Diplomats from Middle Eastern countries serving in Washington made their household servants vulnerable to enslavement by Soripada Lubis when they slashed their workers’ salaries and treated them poorly, human trafficking authorities said.
According to court documents, the women enticed into Lubis’ network came to the United States as domestic servants for diplomats from Saudi Arabia, Bahrain, Yemen and other countries.
Mark Lagon, director of the Polaris Project and former head of the State Department’s human trafficking office, said the women were particularly vulnerable because of their status in the diplomats’ homes.
“These women came into the United States legally and they were leveraged to become victims,” he said. In every case, the women’s visas expired before or soon after they met Lubis, court documents said.

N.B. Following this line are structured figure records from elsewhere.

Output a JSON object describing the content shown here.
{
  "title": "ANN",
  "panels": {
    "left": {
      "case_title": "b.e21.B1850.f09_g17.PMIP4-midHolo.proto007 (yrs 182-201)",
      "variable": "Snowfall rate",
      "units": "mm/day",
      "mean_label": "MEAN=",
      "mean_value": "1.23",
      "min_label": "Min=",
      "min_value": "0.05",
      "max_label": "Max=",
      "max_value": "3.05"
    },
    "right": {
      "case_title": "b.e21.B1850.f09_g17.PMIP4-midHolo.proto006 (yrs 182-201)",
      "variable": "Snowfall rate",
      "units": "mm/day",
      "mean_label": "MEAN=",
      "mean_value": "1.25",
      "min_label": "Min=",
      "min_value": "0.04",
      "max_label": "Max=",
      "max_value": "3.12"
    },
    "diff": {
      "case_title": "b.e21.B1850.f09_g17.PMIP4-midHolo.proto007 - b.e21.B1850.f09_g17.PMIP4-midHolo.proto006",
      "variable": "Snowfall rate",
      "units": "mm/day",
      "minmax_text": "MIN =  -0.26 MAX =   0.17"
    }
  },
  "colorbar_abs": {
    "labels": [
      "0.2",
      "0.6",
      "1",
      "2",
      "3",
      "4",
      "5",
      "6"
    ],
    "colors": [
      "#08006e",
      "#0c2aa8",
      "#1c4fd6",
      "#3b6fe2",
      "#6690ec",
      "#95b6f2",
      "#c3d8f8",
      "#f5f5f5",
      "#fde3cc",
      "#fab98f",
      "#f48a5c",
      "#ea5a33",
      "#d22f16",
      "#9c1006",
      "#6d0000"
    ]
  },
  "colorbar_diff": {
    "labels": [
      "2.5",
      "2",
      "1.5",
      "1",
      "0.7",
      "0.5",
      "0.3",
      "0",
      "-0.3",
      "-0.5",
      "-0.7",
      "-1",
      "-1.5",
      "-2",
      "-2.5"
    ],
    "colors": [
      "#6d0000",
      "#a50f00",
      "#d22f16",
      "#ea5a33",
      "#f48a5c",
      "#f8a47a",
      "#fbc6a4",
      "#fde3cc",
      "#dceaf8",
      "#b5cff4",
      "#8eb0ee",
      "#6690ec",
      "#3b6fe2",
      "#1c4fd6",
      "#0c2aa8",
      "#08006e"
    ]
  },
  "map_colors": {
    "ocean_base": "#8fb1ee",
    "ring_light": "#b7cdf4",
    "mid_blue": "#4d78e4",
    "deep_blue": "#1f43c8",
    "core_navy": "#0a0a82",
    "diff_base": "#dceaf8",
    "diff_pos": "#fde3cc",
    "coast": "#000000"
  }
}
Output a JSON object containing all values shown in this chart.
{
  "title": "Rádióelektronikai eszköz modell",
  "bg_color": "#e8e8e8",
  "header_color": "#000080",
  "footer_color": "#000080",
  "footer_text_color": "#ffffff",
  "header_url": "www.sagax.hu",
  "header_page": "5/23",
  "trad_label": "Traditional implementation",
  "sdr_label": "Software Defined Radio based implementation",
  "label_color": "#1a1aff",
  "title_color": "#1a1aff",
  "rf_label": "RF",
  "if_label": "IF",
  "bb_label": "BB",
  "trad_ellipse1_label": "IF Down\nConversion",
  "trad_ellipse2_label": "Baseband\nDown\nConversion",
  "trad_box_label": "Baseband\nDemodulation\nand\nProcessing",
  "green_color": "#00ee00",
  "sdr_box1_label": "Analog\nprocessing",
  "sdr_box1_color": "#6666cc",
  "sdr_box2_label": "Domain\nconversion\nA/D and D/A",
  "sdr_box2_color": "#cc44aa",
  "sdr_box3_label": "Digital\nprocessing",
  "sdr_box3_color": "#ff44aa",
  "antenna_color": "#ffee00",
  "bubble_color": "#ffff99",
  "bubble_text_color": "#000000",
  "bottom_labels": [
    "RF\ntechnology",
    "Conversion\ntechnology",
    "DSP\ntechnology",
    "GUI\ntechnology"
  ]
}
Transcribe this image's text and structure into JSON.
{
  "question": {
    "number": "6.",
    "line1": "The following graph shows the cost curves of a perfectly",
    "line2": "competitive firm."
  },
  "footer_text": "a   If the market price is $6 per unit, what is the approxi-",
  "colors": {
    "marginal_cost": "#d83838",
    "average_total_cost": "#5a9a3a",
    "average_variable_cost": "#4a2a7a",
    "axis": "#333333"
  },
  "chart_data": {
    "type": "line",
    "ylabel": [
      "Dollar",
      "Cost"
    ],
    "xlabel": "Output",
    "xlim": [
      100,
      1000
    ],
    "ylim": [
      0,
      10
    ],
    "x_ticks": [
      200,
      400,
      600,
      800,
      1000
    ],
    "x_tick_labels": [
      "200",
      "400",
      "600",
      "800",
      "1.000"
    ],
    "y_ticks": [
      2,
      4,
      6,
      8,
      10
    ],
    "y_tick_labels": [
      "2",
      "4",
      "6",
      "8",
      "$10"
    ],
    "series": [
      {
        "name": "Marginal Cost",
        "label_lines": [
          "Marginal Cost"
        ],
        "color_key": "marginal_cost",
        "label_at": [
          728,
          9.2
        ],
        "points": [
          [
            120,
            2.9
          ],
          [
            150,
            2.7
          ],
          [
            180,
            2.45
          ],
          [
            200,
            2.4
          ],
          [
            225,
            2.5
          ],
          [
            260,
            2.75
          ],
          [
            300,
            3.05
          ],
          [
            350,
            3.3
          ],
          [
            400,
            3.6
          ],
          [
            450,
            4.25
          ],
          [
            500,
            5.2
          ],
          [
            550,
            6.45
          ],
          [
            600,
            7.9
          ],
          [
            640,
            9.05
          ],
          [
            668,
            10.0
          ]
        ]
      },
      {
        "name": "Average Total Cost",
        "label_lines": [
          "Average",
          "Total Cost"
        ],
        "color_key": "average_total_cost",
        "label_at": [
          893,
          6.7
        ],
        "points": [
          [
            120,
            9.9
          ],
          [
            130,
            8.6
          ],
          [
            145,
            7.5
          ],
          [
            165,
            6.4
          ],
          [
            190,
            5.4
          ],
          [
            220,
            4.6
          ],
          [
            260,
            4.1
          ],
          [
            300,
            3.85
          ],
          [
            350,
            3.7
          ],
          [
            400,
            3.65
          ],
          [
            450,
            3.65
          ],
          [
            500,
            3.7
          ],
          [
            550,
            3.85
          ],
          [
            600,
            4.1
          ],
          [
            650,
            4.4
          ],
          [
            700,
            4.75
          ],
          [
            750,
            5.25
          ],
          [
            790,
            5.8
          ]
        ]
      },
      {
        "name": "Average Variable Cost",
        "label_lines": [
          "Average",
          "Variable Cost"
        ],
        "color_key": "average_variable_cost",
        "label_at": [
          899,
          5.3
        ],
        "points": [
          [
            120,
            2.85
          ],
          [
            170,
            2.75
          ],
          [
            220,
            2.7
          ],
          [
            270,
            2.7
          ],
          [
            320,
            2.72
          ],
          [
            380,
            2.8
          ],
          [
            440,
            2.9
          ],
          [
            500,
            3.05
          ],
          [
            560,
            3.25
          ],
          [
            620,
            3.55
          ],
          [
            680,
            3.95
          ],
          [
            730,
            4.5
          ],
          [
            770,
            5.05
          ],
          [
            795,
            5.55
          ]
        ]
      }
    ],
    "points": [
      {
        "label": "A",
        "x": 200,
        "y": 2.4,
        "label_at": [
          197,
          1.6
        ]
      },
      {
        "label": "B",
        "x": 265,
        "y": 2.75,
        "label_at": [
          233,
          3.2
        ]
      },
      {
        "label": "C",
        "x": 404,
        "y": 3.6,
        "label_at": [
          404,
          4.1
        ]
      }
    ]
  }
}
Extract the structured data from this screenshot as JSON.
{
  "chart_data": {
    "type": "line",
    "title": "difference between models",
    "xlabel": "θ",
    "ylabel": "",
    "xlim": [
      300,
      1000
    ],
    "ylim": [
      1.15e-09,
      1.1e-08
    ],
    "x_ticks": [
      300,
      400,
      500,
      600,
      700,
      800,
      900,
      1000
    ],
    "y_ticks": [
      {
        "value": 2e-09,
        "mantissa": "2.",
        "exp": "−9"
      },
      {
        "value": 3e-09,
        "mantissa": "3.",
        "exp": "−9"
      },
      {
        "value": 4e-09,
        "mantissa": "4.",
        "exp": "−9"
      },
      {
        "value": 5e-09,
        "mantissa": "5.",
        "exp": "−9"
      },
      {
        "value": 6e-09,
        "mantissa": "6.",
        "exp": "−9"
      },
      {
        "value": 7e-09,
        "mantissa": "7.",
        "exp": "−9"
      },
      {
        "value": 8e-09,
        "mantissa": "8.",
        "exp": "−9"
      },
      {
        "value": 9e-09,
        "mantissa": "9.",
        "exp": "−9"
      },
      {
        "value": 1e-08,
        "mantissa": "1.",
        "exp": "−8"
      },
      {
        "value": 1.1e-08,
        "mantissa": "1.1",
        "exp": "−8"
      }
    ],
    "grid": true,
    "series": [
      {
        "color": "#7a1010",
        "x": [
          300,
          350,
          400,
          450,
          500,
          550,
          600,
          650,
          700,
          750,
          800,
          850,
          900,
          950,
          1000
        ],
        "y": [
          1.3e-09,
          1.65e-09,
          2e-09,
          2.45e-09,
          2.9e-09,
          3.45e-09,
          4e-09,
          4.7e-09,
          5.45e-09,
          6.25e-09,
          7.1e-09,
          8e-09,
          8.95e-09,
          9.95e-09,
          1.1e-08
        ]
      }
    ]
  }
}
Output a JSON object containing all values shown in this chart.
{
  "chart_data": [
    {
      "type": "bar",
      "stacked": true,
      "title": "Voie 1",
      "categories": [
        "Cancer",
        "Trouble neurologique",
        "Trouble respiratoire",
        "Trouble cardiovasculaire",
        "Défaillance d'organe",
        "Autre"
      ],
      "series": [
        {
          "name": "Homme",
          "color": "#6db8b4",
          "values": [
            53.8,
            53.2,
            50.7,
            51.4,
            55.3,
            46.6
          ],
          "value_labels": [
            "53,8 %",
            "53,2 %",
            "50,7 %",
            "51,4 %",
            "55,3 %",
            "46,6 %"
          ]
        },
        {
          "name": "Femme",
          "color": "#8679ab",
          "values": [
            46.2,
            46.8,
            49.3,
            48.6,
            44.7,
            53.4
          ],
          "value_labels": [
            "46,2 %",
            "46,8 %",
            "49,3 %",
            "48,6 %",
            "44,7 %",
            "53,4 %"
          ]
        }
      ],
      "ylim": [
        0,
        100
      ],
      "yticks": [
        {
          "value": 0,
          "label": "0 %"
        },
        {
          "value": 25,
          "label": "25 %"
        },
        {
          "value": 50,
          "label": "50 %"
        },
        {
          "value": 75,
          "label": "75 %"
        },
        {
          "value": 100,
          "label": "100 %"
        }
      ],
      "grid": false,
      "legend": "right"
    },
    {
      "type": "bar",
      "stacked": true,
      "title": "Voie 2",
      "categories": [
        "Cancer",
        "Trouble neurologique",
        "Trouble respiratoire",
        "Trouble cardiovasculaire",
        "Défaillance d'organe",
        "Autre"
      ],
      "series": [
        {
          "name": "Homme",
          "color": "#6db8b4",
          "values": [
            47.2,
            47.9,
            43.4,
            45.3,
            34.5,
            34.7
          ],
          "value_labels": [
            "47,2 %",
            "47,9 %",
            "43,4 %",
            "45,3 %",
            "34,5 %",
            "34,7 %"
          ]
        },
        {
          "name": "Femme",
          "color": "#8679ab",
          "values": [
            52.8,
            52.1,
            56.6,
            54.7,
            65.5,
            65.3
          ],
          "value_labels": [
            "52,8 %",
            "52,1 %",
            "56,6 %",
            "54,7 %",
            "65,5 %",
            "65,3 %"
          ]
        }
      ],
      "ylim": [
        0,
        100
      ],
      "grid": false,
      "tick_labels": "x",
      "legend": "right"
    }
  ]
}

Prosecutors believe Lubis found the women by using contacts at the Indonesian Embassy, where he was once a driver.
One victim, whose identity The Examiner has chosen to protect, said in a sworn statement that she came to the U.S. in 2001 to work as a nanny for an unnamed Bahrain diplomat who promised her $800 a month.
But once she was in the U.S., the diplomat told her she would only earn $300 a month and would receive nothing until she worked for him for six months.
She met Lubis while picking up the diplomat’s children from school and he offered her better pay. “He promised me there would be a better life living at his place,” she said in the statement.
In October 2001, she moved into Lubis’ basement. She paid him $350 a month to live there on weekends. During the week, she lived with a Potomac family and cleaned their house. She claims Lubis sexually assaulted her at least 50 times. She still lives with the Potomac family, her employer said.